There's a bit of an opening at the top of the Ruffwear Approach, right by the handle - you can see it in this video I took of Halo:






The old style Approach has a bit more of an open area at the top: 










You can still buy these, but it's hard to find the right size. I did an extensive search online and mostly found either the itty bitty sizes or the large. Keefer is 80 pounds and has a girth of 33", and the medium fits him perfectly. The bags are a bit bigger than the new style, and doesn't have quite as many features, but it's still a very nice pack. I bought Keef's online at Furlong Pet Supply - just checked, they're still showing the medium available at $60.95.


----------



## tintallie (Aug 6, 2008)

I just bought Miya the Ruff Wear Palisades pack today and tested it without the packs on her first walk with it. It took a bit of fiddling to get the straps right, but it is a good fit. The Palisades is built upon the Webmaster Harness and the harness itself could be used for other things like skijoring (looking to try that next winter).

Here's a peek at her in it:


----------



## W.Oliver (Aug 26, 2007)

I have never backpacked with my GSD, and I think it sounds very enjoyable. In regards to weight, I can only speak to the method I employ with my children. I have five kids, and I have learned over the years, that if I load their packs to a point where they cannot get up, then remove five pounds...the load is distributed evenly enough that I can hike without a pack myself.


----------



## Chicagocanine (Aug 7, 2008)

GunnersMom said:


> Oooh, I like that one. I like the double strap underneath -- looks like it would stay in place a little better than the one I ordered.
> It's hard to tell from the picture -- is the top open to allow some air flow? It kinda looks like it is.

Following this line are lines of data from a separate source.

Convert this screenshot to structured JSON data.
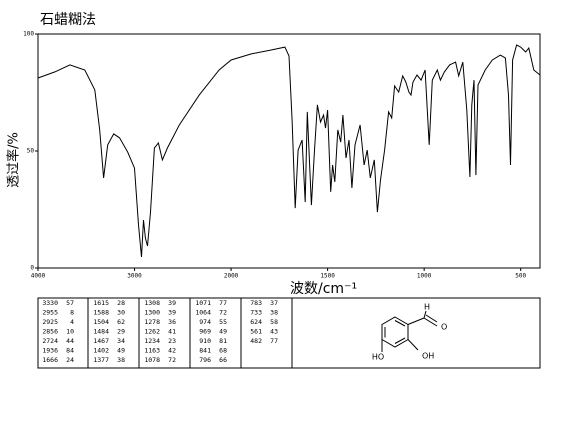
{
  "chart_data": {
    "type": "line",
    "title": "石蜡糊法",
    "x_label": "波数/cm⁻¹",
    "y_label": "透过率/%",
    "xlim": [
      4000,
      400
    ],
    "x_scale_break": 2000,
    "xticks": [
      4000,
      3000,
      2000,
      1500,
      1000,
      500
    ],
    "ylim": [
      0,
      100
    ],
    "yticks": [
      0,
      50,
      100
    ],
    "series": [
      {
        "color": "#000000",
        "x": [
          4000,
          3825,
          3670,
          3515,
          3412,
          3361,
          3320,
          3278,
          3216,
          3155,
          3072,
          3000,
          2959,
          2928,
          2907,
          2887,
          2866,
          2835,
          2794,
          2753,
          2711,
          2660,
          2536,
          2330,
          2124,
          2000,
          1895,
          1789,
          1721,
          1700,
          1684,
          1668,
          1653,
          1632,
          1616,
          1605,
          1584,
          1568,
          1553,
          1537,
          1521,
          1511,
          1500,
          1484,
          1474,
          1463,
          1447,
          1432,
          1421,
          1405,
          1389,
          1374,
          1358,
          1332,
          1311,
          1295,
          1279,
          1258,
          1242,
          1226,
          1205,
          1184,
          1168,
          1153,
          1132,
          1111,
          1095,
          1079,
          1068,
          1058,
          1037,
          1016,
          995,
          974,
          958,
          932,
          916,
          895,
          868,
          837,
          821,
          800,
          779,
          763,
          753,
          742,
          732,
          721,
          684,
          647,
          605,
          579,
          563,
          553,
          542,
          521,
          500,
          474,
          458,
          432,
          400
        ],
        "values": [
          81.2,
          83.8,
          86.8,
          84.6,
          76.1,
          59,
          38.5,
          52.6,
          57.3,
          55.6,
          49.6,
          42.7,
          18.4,
          4.7,
          20.5,
          12.8,
          9.4,
          23.9,
          51.3,
          53.4,
          46.2,
          51.3,
          61.1,
          73.9,
          84.6,
          88.9,
          91.5,
          93.2,
          94.4,
          90.6,
          63.2,
          25.6,
          50.4,
          54.7,
          28.2,
          66.7,
          26.9,
          50.4,
          69.7,
          62.4,
          65.4,
          59.8,
          67.5,
          32.5,
          44,
          36.8,
          59,
          53.8,
          65.4,
          47,
          54.7,
          34.2,
          52.6,
          61.1,
          44,
          50.4,
          38.5,
          46.2,
          23.9,
          37.6,
          50.4,
          66.7,
          64.1,
          77.8,
          75.2,
          82.1,
          79.5,
          75.2,
          73.9,
          79.5,
          82.5,
          80.3,
          84.6,
          52.6,
          80.3,
          84.6,
          80.3,
          83.8,
          86.8,
          88,
          82.1,
          88,
          67.5,
          38.9,
          69.7,
          80.3,
          39.7,
          78.2,
          84.6,
          88.9,
          91,
          89.7,
          73.9,
          44,
          88.9,
          95.3,
          94.4,
          92.3,
          94,
          84.6,
          82.5
        ]
      }
    ]
  },
  "peak_table": {
    "columns": [
      [
        [
          3330,
          57
        ],
        [
          2955,
          8
        ],
        [
          2925,
          4
        ],
        [
          2856,
          10
        ],
        [
          2724,
          44
        ],
        [
          1936,
          84
        ],
        [
          1666,
          24
        ]
      ],
      [
        [
          1615,
          28
        ],
        [
          1588,
          30
        ],
        [
          1504,
          62
        ],
        [
          1484,
          29
        ],
        [
          1467,
          34
        ],
        [
          1402,
          49
        ],
        [
          1377,
          38
        ]
      ],
      [
        [
          1308,
          39
        ],
        [
          1300,
          39
        ],
        [
          1278,
          36
        ],
        [
          1262,
          41
        ],
        [
          1234,
          23
        ],
        [
          1163,
          42
        ],
        [
          1078,
          72
        ]
      ],
      [
        [
          1071,
          77
        ],
        [
          1064,
          72
        ],
        [
          974,
          55
        ],
        [
          969,
          49
        ],
        [
          910,
          81
        ],
        [
          841,
          68
        ],
        [
          796,
          66
        ]
      ],
      [
        [
          783,
          37
        ],
        [
          733,
          38
        ],
        [
          624,
          58
        ],
        [
          561,
          43
        ],
        [
          482,
          77
        ]
      ]
    ]
  },
  "structure": {
    "aldehyde_h": "H",
    "aldehyde_o": "O",
    "hydroxyl_1": "HO",
    "hydroxyl_2": "OH"
  }
}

Yes, my guess is there is an opening at the top where the handle is, like Ruffwear's other packs have. 
If you like the style, Ruffwear makes two other nice packs that use the same base harness. The Approach pack is the less expensive one, the Palisades is more but the saddlebags are removable so you can use the base harness as a harness by itself, or take the weight of the saddlebags off for a rest and leave the harness on the dog. The Approach pack has smaller saddlebags but much bigger than the new style in the photo (which is called the SingleTrak btw.) The Palisades has the largest saddlebags. 

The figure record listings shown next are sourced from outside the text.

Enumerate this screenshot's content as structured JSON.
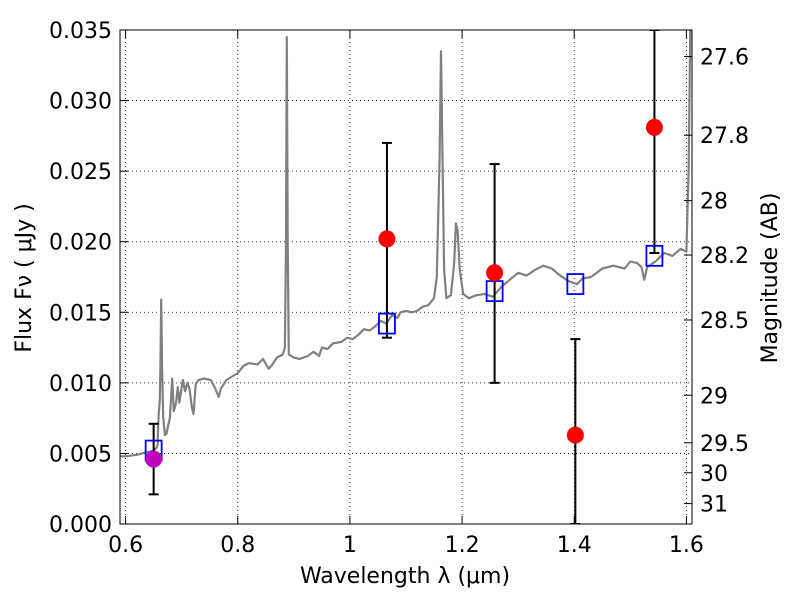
{
  "chart_data": {
    "type": "scatter",
    "title": "",
    "xlabel": "Wavelength  λ (μm)",
    "ylabel": "Flux  Fν  ( μJy )",
    "ylabel_right": "Magnitude (AB)",
    "xlim": [
      0.59,
      1.61
    ],
    "ylim": [
      0.0,
      0.035
    ],
    "grid": true,
    "x_ticks": [
      {
        "value": 0.6,
        "label": "0.6"
      },
      {
        "value": 0.8,
        "label": "0.8"
      },
      {
        "value": 1.0,
        "label": "1"
      },
      {
        "value": 1.2,
        "label": "1.2"
      },
      {
        "value": 1.4,
        "label": "1.4"
      },
      {
        "value": 1.6,
        "label": "1.6"
      }
    ],
    "y_ticks": [
      {
        "value": 0.0,
        "label": "0.000"
      },
      {
        "value": 0.005,
        "label": "0.005"
      },
      {
        "value": 0.01,
        "label": "0.010"
      },
      {
        "value": 0.015,
        "label": "0.015"
      },
      {
        "value": 0.02,
        "label": "0.020"
      },
      {
        "value": 0.025,
        "label": "0.025"
      },
      {
        "value": 0.03,
        "label": "0.030"
      },
      {
        "value": 0.035,
        "label": "0.035"
      }
    ],
    "right_ticks": [
      {
        "label": "27.6",
        "mag": 27.6
      },
      {
        "label": "27.8",
        "mag": 27.8
      },
      {
        "label": "28",
        "mag": 28.0
      },
      {
        "label": "28.2",
        "mag": 28.2
      },
      {
        "label": "28.5",
        "mag": 28.5
      },
      {
        "label": "29",
        "mag": 29.0
      },
      {
        "label": "29.5",
        "mag": 29.5
      },
      {
        "label": "30",
        "mag": 30.0
      },
      {
        "label": "31",
        "mag": 31.0
      }
    ],
    "series": [
      {
        "kind": "line",
        "color": "#808080",
        "points": [
          [
            0.59,
            0.0048
          ],
          [
            0.6,
            0.0048
          ],
          [
            0.62,
            0.0049
          ],
          [
            0.64,
            0.0051
          ],
          [
            0.65,
            0.0052
          ],
          [
            0.655,
            0.0054
          ],
          [
            0.657,
            0.0056
          ],
          [
            0.658,
            0.0068
          ],
          [
            0.659,
            0.0078
          ],
          [
            0.661,
            0.0088
          ],
          [
            0.662,
            0.011
          ],
          [
            0.6635,
            0.0159
          ],
          [
            0.665,
            0.011
          ],
          [
            0.667,
            0.0076
          ],
          [
            0.67,
            0.0063
          ],
          [
            0.673,
            0.0064
          ],
          [
            0.676,
            0.007
          ],
          [
            0.679,
            0.0075
          ],
          [
            0.683,
            0.0103
          ],
          [
            0.686,
            0.008
          ],
          [
            0.69,
            0.0086
          ],
          [
            0.693,
            0.0097
          ],
          [
            0.696,
            0.0086
          ],
          [
            0.699,
            0.0094
          ],
          [
            0.702,
            0.0102
          ],
          [
            0.706,
            0.0094
          ],
          [
            0.71,
            0.01
          ],
          [
            0.714,
            0.0096
          ],
          [
            0.718,
            0.0083
          ],
          [
            0.721,
            0.0078
          ],
          [
            0.725,
            0.0099
          ],
          [
            0.73,
            0.0102
          ],
          [
            0.74,
            0.0103
          ],
          [
            0.752,
            0.0102
          ],
          [
            0.76,
            0.0096
          ],
          [
            0.766,
            0.009
          ],
          [
            0.77,
            0.0096
          ],
          [
            0.78,
            0.0102
          ],
          [
            0.8,
            0.0107
          ],
          [
            0.81,
            0.0112
          ],
          [
            0.82,
            0.0114
          ],
          [
            0.835,
            0.0113
          ],
          [
            0.845,
            0.0117
          ],
          [
            0.855,
            0.011
          ],
          [
            0.86,
            0.0112
          ],
          [
            0.87,
            0.0118
          ],
          [
            0.88,
            0.012
          ],
          [
            0.884,
            0.0125
          ],
          [
            0.886,
            0.02
          ],
          [
            0.8875,
            0.0345
          ],
          [
            0.889,
            0.02
          ],
          [
            0.891,
            0.012
          ],
          [
            0.9,
            0.0118
          ],
          [
            0.91,
            0.0117
          ],
          [
            0.925,
            0.0119
          ],
          [
            0.935,
            0.0122
          ],
          [
            0.945,
            0.0119
          ],
          [
            0.95,
            0.0125
          ],
          [
            0.96,
            0.0124
          ],
          [
            0.97,
            0.0128
          ],
          [
            0.985,
            0.0129
          ],
          [
            0.995,
            0.0132
          ],
          [
            1.005,
            0.0131
          ],
          [
            1.015,
            0.0134
          ],
          [
            1.025,
            0.0138
          ],
          [
            1.035,
            0.0137
          ],
          [
            1.045,
            0.014
          ],
          [
            1.055,
            0.0144
          ],
          [
            1.065,
            0.0142
          ],
          [
            1.075,
            0.0148
          ],
          [
            1.085,
            0.0146
          ],
          [
            1.09,
            0.015
          ],
          [
            1.1,
            0.0151
          ],
          [
            1.11,
            0.015
          ],
          [
            1.12,
            0.0151
          ],
          [
            1.13,
            0.0154
          ],
          [
            1.14,
            0.0155
          ],
          [
            1.15,
            0.016
          ],
          [
            1.155,
            0.0175
          ],
          [
            1.16,
            0.026
          ],
          [
            1.1625,
            0.0335
          ],
          [
            1.165,
            0.026
          ],
          [
            1.168,
            0.018
          ],
          [
            1.172,
            0.016
          ],
          [
            1.18,
            0.0162
          ],
          [
            1.186,
            0.0185
          ],
          [
            1.189,
            0.0213
          ],
          [
            1.192,
            0.0208
          ],
          [
            1.196,
            0.018
          ],
          [
            1.202,
            0.0163
          ],
          [
            1.212,
            0.016
          ],
          [
            1.225,
            0.0162
          ],
          [
            1.24,
            0.0163
          ],
          [
            1.255,
            0.0161
          ],
          [
            1.27,
            0.0168
          ],
          [
            1.285,
            0.0173
          ],
          [
            1.3,
            0.0178
          ],
          [
            1.315,
            0.0176
          ],
          [
            1.33,
            0.018
          ],
          [
            1.345,
            0.0183
          ],
          [
            1.36,
            0.0181
          ],
          [
            1.375,
            0.0176
          ],
          [
            1.39,
            0.0172
          ],
          [
            1.405,
            0.017
          ],
          [
            1.415,
            0.0174
          ],
          [
            1.43,
            0.0175
          ],
          [
            1.45,
            0.0181
          ],
          [
            1.47,
            0.0183
          ],
          [
            1.49,
            0.0181
          ],
          [
            1.5,
            0.0186
          ],
          [
            1.512,
            0.0185
          ],
          [
            1.52,
            0.0182
          ],
          [
            1.525,
            0.0173
          ],
          [
            1.53,
            0.0182
          ],
          [
            1.545,
            0.0186
          ],
          [
            1.56,
            0.0192
          ],
          [
            1.575,
            0.019
          ],
          [
            1.59,
            0.0195
          ],
          [
            1.6,
            0.0193
          ],
          [
            1.604,
            0.025
          ],
          [
            1.607,
            0.035
          ]
        ]
      },
      {
        "kind": "errorbar",
        "marker": "circle",
        "color": "#ff0000",
        "points": [
          {
            "x": 1.066,
            "y": 0.0202,
            "ylow": 0.0132,
            "yhigh": 0.027
          },
          {
            "x": 1.258,
            "y": 0.0178,
            "ylow": 0.01,
            "yhigh": 0.0255
          },
          {
            "x": 1.402,
            "y": 0.0063,
            "ylow": 0.0,
            "yhigh": 0.0131
          },
          {
            "x": 1.543,
            "y": 0.0281,
            "ylow": 0.0192,
            "yhigh": 0.035
          }
        ]
      },
      {
        "kind": "errorbar",
        "marker": "circle",
        "color": "#bf00bf",
        "points": [
          {
            "x": 0.65,
            "y": 0.0046,
            "ylow": 0.0021,
            "yhigh": 0.0071
          }
        ]
      },
      {
        "kind": "markers",
        "marker": "square-open",
        "color": "#0000ff",
        "points": [
          [
            0.65,
            0.0052
          ],
          [
            1.066,
            0.0142
          ],
          [
            1.258,
            0.0165
          ],
          [
            1.402,
            0.017
          ],
          [
            1.543,
            0.019
          ]
        ]
      }
    ]
  }
}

Here is a photo of Bianca in her Palisades pack:


----------



## GunnersMom (Jan 25, 2008)

Thanks so much for the info, guys! I think I might be doing some backpack shopping today. I like the ones shown here much better than the one I ordered. 





AbbyK9 said:


> I have hiked with my dogs in Virginia in 100+ degree weather and never had an overheating issue due to the packs. We do make sure to stop frequently, give water, and cool them off by putting water on their tummies and inside of the legs, or letting them play in water, along the way when it's that warm, though.


 
Well, that's good to know. I probably worry about the heat a little bit more than I need to. I just like to play it safe because Gunner doesn't know when to take it easy or when to quit. I never have to guess with Riley - he lets me know when it's too hot for him and he'd rather just lay down and chill in the AC. Not gunner! It can be 90 and humid, and he's ready to run around like a fool. :crazy:
But we have trails and a nice, big creek that runs through the complex here, so that should help keep him cool.


----------



## Chicagocanine (Aug 7, 2008)

I had the idea a while ago to either put a few ice cubes in the water bottles in the dog's pack, or just chill the water before putting it in to help keep the dog cooler. 
I have a Chilly Dog vest now though so I'll probably just put the cool packs from it in Bianca's pack when it gets warmer.


----------



## GunnersMom (Jan 25, 2008)

Chicagocanine said:


> I had the idea a while ago to either put a few ice cubes in the water bottles in the dog's pack, or just chill the water before putting it in to help keep the dog cooler.
> I have a Chilly Dog vest now though so I'll probably just put the cool packs from it in Bianca's pack when it gets warmer.


That's a great idea, to chill the water bottles. Thank you!


----------



## Cassidy's Mom (Mar 30, 2003)

We have a through the door cold water dispenser in our fridge, and I fill the bottles from there. Additionally, the bottle that I use for myself I keep anywhere from 1/3 to 1/2 full in the freezer, so it's solid ice. I fill it up the rest of the way before we leave, and I can have cold water for a couple of hours as the ice melts. Keefer doesn't care, but I like my water cold, especially when it's in the 80's or higher.


----------



## pkhoury (Jun 4, 2011)

Not sure if anyone still reads this thread, but when Aero and I go backpacking, he carries about 10-15 pounds in his pack - my food, his food, and the backpacking stove and fuel (which are super light). Haven't had any problems with him yet, even with his hip dysplasia.


----------